F is the merge commit. History shows exactly when and how branches joined.

Terminal window
git switch main
git merge feature/login

Advantages:

  • Non-destructive — no existing commits are changed
  • Complete record of when branches merged
  • Safe for shared branches

Disadvantages:

  • Creates an extra commit for every merge
  • History can become cluttered with merge commits

Re-applies commits from one branch on top of another, rewriting history:

Before:
A---B---C main
\
D---E feature
After rebase:
A---B---C main
\
D'---E' feature (new commits, same changes)

D' and E' are new commits with the same changes as D and E but different parent commits and hashes.

Terminal window
git switch feature/login
git rebase main

Advantages:

  • Linear, clean history — easy to read with git log --oneline
  • No noise from merge commits
  • Makes git bisect and git blame easier to use

Disadvantages:

  • Rewrites history — changes commit SHAs
  • Dangerous on shared branches (others may have based work on the original commits)

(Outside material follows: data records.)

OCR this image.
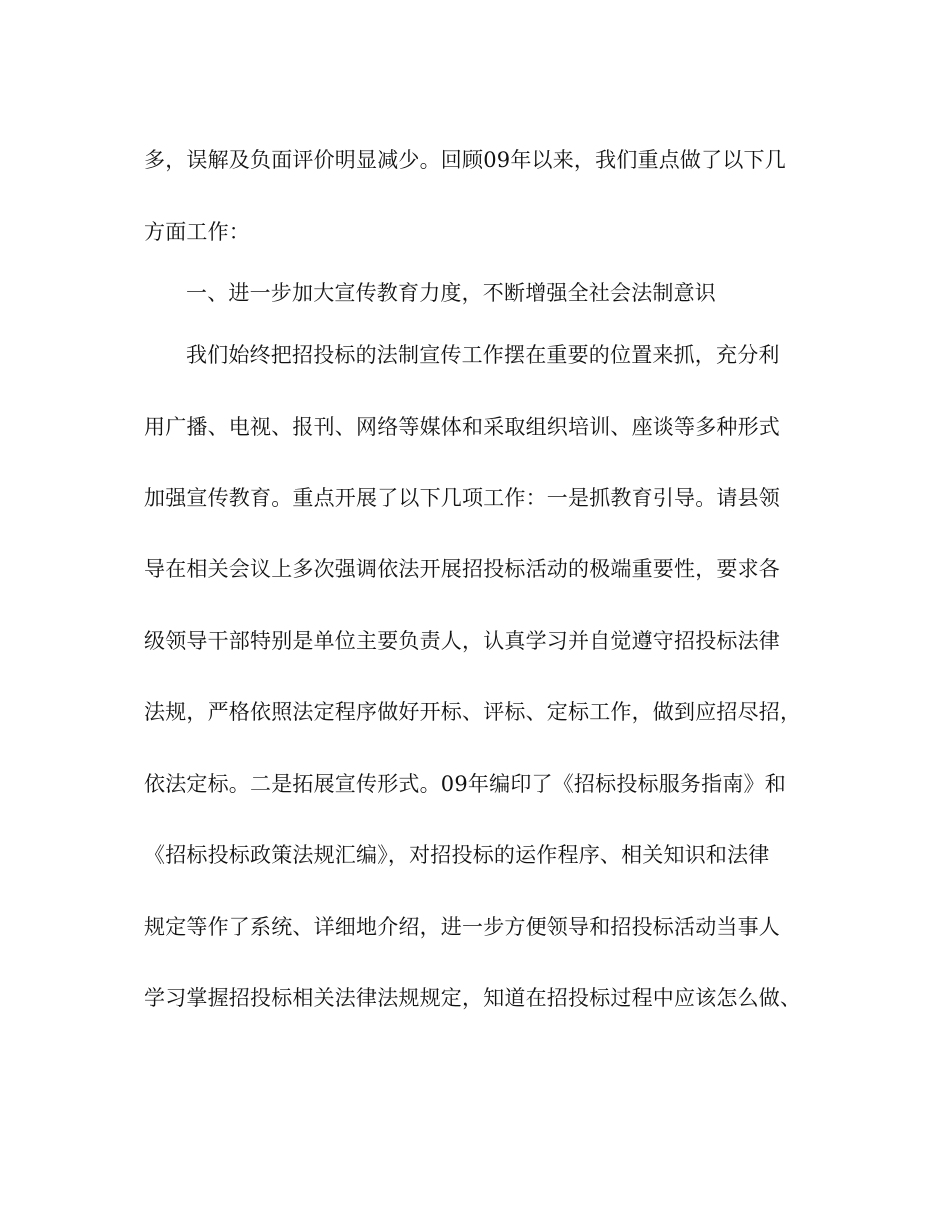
多，误解及负面评价明显减少。回顾09年以来，我们重点做了以下几
方面工作：
一、进一步加大宣传教育力度，不断增强全社会法制意识
我们始终把招投标的法制宣传工作摆在重要的位置来抓，充分利
用广播、电视、报刊、网络等媒体和采取组织培训、座谈等多种形式
加强宣传教育。重点开展了以下几项工作：一是抓教育引导。请县领
导在相关会议上多次强调依法开展招投标活动的极端重要性，要求各
级领导干部特别是单位主要负责人，认真学习并自觉遵守招投标法律
法规，严格依照法定程序做好开标、评标、定标工作，做到应招尽招，
依法定标。二是拓展宣传形式。09年编印了《招标投标服务指南》和
《招标投标政策法规汇编》，对招投标的运作程序、相关知识和法律
规定等作了系统、详细地介绍，进一步方便领导和招投标活动当事人
学习掌握招投标相关法律法规规定，知道在招投标过程中应该怎么做、
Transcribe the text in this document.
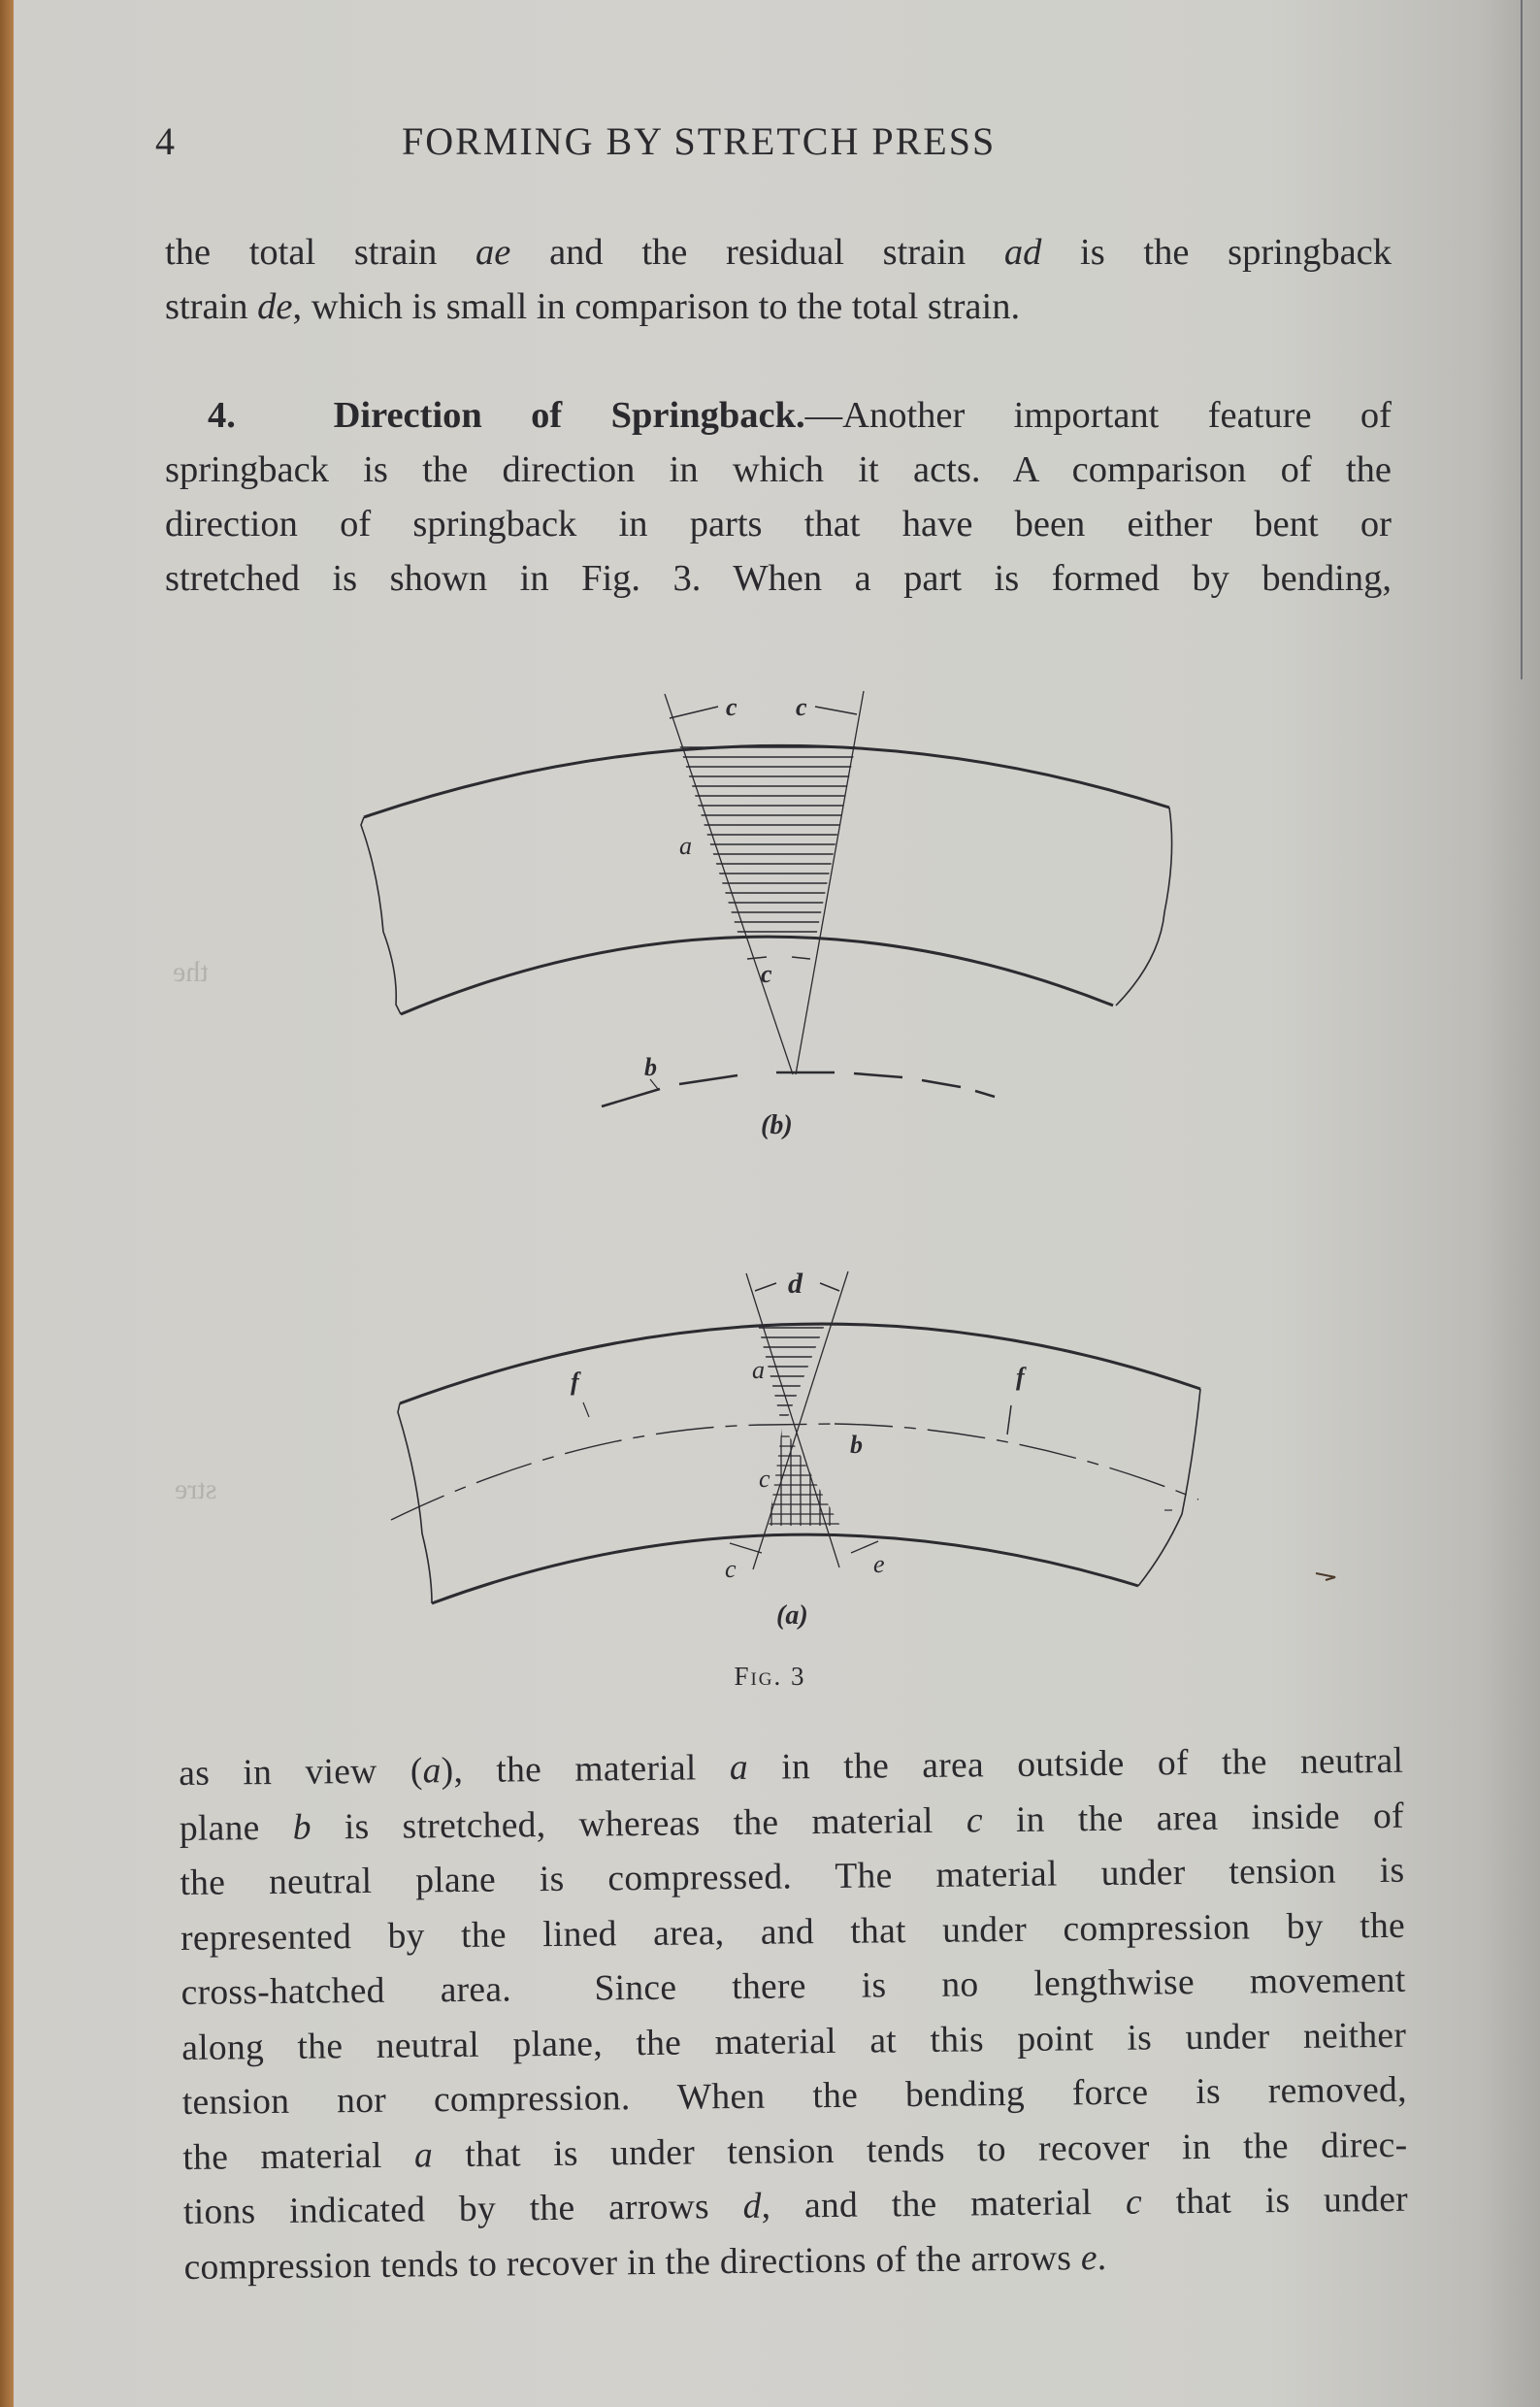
the
stre
4	FORMING BY STRETCH PRESS
the total strain ae and the residual strain ad is the springback
strain de, which is small in comparison to the total strain.
4.	Direction of Springback.—Another important feature of
springback is the direction in which it acts. A comparison of the
direction of springback in parts that have been either bent or
stretched is shown in Fig. 3. When a part is formed by bending,
c c
c
a
b
(b)
d
a
b
c
c	e
f	f
(a)
Fig. 3
as in view (a), the material a in the area outside of the neutral
plane b is stretched, whereas the material c in the area inside of
the neutral plane is compressed. The material under tension is
represented by the lined area, and that under compression by the
cross-hatched  area.   Since  there  is  no  lengthwise  movement
along the neutral plane, the material at this point is under neither
tension nor compression. When the bending force is removed,
the material a that is under tension tends to recover in the direc-
tions indicated by the arrows d, and the material c that is under
compression tends to recover in the directions of the arrows e.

Never rebase commits that have been pushed to a shared branch.

Rebasing rewrites history. If others have based work on the original commits, rewriting creates divergent histories and painful conflicts.

Safe to rebase:

  • Your local feature branch (before pushing)
  • After pushing but before anyone else has based work on it

Unsafe to rebase:

  • main, develop — shared branches
  • Any branch others are actively using

Rewrite history for your local commits:

Terminal window
git rebase -i HEAD~3 # rewrite last 3 commits

Opens an editor where you can:

pick abc1234 Add user model
pick def5678 Add user controller
pick ghi9012 Fix typo in controller
# Commands:
# p, pick = use commit
# r, reword = change commit message
# e, edit = stop and amend commit
# s, squash = merge into previous commit
# f, fixup = merge into previous (discard message)
# d, drop = remove commit

Squash commits before merging a PR:

Terminal window
git rebase -i origin/main
# Mark all but the first commit as 'squash'
# Write a single clean commit message
git push --force-with-lease

After rebasing a branch you’ve already pushed, you need to force push:

Terminal window
# Safe — fails if the remote has been updated by someone else
git push --force-with-lease
# Dangerous — overwrites remote regardless
git push --force

Always use --force-with-lease when force pushing.

ScenarioRecommendation
Merging a PR into mainSquash and merge (clean history) or merge commit
Keeping a feature branch up to dateRebase onto main (linear history)
Integrating long-running branchesMerge (preserves context)
Shared branch that others useMerge only
Cleaning up local commits before PRInteractive rebase + squash

GitHub offers three merge strategies per repository:

  • Merge commitgit merge --no-ff — preserves full branch history
  • Squash and merge — all PR commits squashed into one — cleanest main history
  • Rebase and merge — commits replayed linearly — no merge commit

Squash and merge is the most popular choice for keeping main clean.